The human rights situation and the armed conflict in Sri Lanka are fast deteriorating. The latest reports of reliable human rights organizations published really urge the Sri Lankan government to bring an end to impunity.
The League regrets to bring to the notice of this Sub-Commission that the Sri Lankan government has failed to prosecute persons responsible for extra judicial killings, disappearances and other violations of human rights, even though the Sri Lankan government had given assurances to international fora that it will prosecute them.
There is no sign or indication that the Sri Lankan government is considering to ensure an end to the climate of impunity prevailing among the members of its security forces.
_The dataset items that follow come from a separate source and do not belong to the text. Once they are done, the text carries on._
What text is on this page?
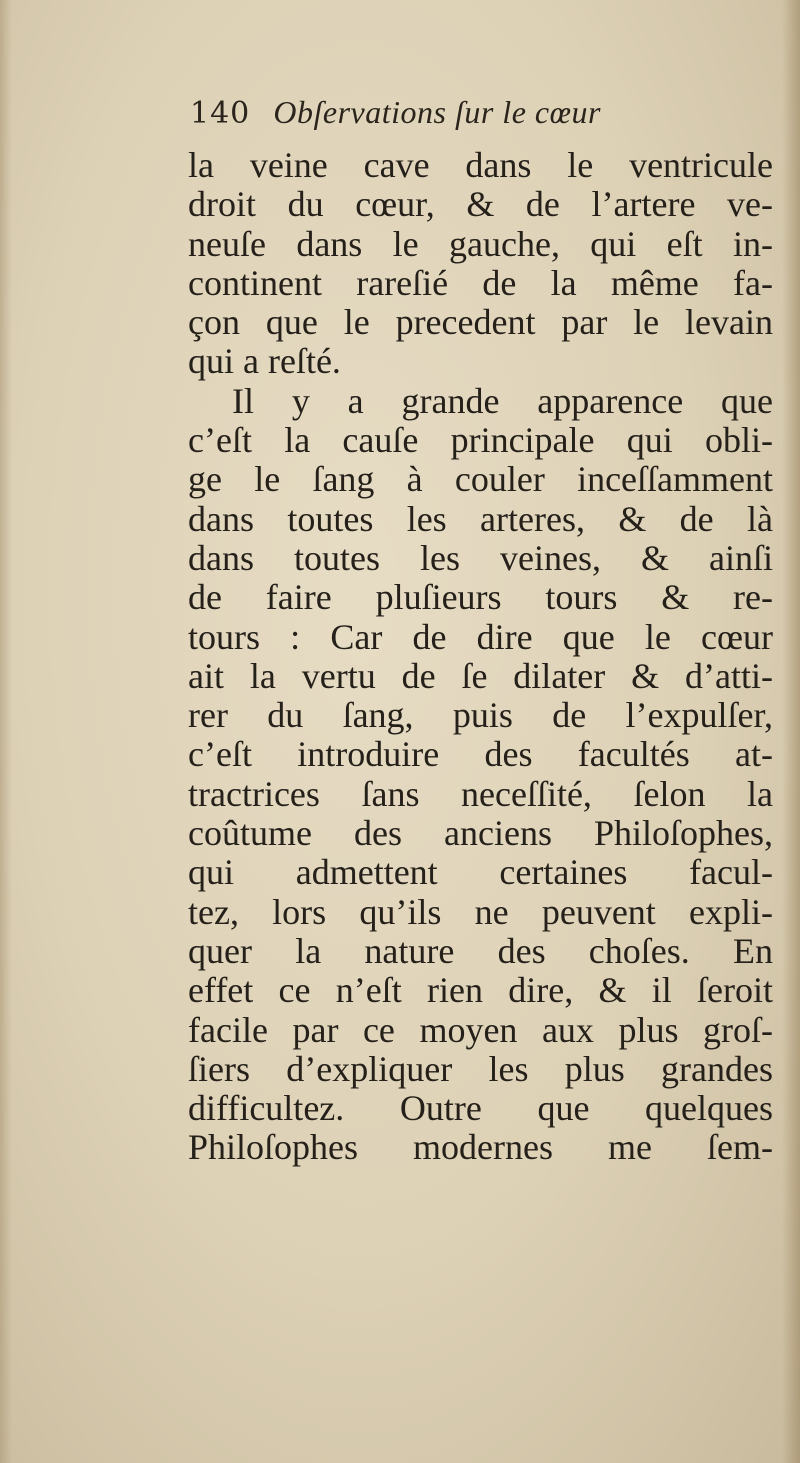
140 Obſervations ſur le cœur
la veine cave dans le ventricule
droit du cœur, & de l’artere ve-
neuſe dans le gauche, qui eſt in-
continent rareſié de la même fa-
çon que le precedent par le levain
qui a reſté.
Il y a grande apparence que
c’eſt la cauſe principale qui obli-
ge le ſang à couler inceſſamment
dans toutes les arteres, & de là
dans toutes les veines, & ainſi
de faire pluſieurs tours & re-
tours : Car de dire que le cœur
ait la vertu de ſe dilater & d’atti-
rer du ſang, puis de l’expulſer,
c’eſt introduire des facultés at-
tractrices ſans neceſſité, ſelon la
coûtume des anciens Philoſophes,
qui admettent certaines facul-
tez, lors qu’ils ne peuvent expli-
quer la nature des choſes. En
effet ce n’eſt rien dire, & il ſeroit
facile par ce moyen aux plus groſ-
ſiers d’expliquer les plus grandes
difficultez. Outre que quelques
Philoſophes modernes me ſem-
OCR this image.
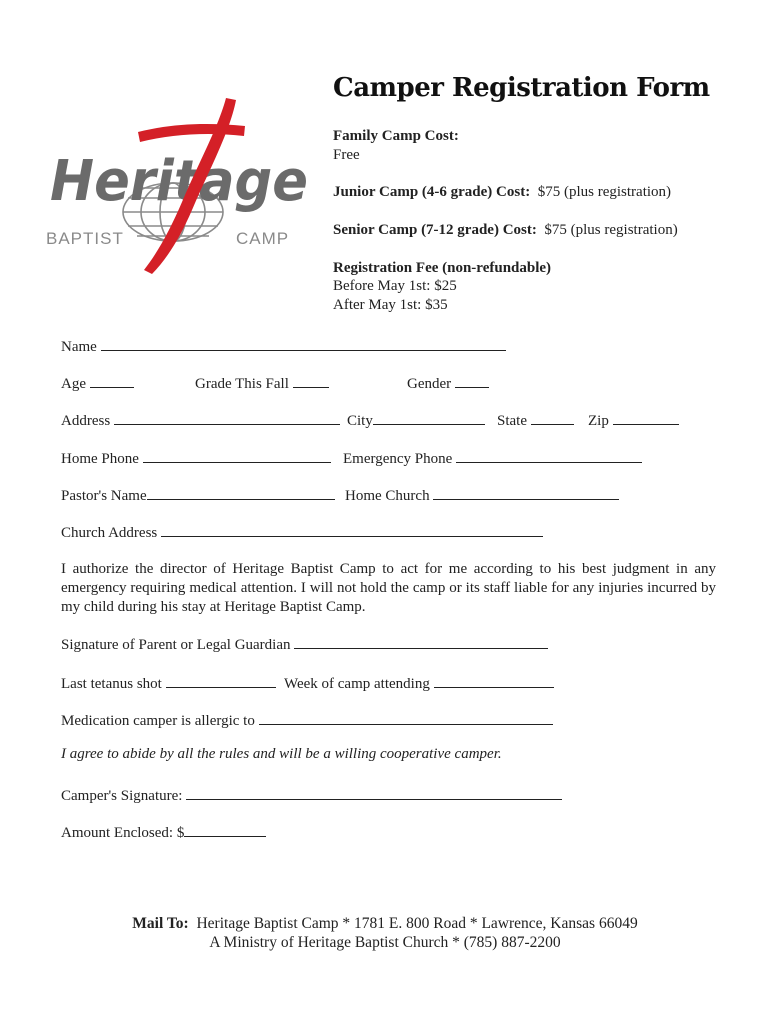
Heritage
BAPTIST	CAMP
Camper Registration Form
Family Camp Cost:
Free
Junior Camp (4-6 grade) Cost: $75 (plus registration)
Senior Camp (7-12 grade) Cost: $75 (plus registration)
Registration Fee (non-refundable)
Before May 1st: $25
After May 1st: $35
Name
Age	Grade This Fall	Gender
Address	City	State	Zip
Home Phone	Emergency Phone
Pastor's Name	Home Church
Church Address
I authorize the director of Heritage Baptist Camp to act for me according to his best judgment in any emergency requiring medical attention. I will not hold the camp or its staff liable for any injuries incurred by my child during his stay at Heritage Baptist Camp.
Signature of Parent or Legal Guardian
Last tetanus shot	Week of camp attending
Medication camper is allergic to
I agree to abide by all the rules and will be a willing cooperative camper.
Camper's Signature:
Amount Enclosed: $
Mail To: Heritage Baptist Camp * 1781 E. 800 Road * Lawrence, Kansas 66049
A Ministry of Heritage Baptist Church * (785) 887-2200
Thousands of Tamils are arrested and the government itself had admitted that there were, 15,000 arrests in Colombo between the 1st June and 31st of December 1993. There is reliable information that the army and armed groups working with the government are abducting people and hold them in secret places of detention.
The indiscriminate rounds-ups of people solely because of their ethnic origin and degrading and inhuman treatment in police stations and army camps are well documented by recognised human rights organizations. It is the humble view of the League that it will be an impossible task to make significant progress against human rights violations in Sri Lanka until the war and the civil war situation is brought to an end.
It is the civil war that is feeding polarisation and bitter resentment. The government has opted for a military solution and this is being given effect by series of military operations: cordon and search, air raids in civilian areas, indiscriminate bombings and shellings from army camps.
Helicopters, supersonic jets and Pukara bombers are used to strafe the civilian population. The atmosphere of panic siege and vendetta makes these abuses and violations possible. It may not be possible, to end this war without external mediation. The International League for the Rights and Liberation of Peoples appeals to the members of this Sub-Commission to take adequate measures to end the miserable situation existing in Sri Lanka for the last 10 years where there had been no respect for human lives or limbs of the people.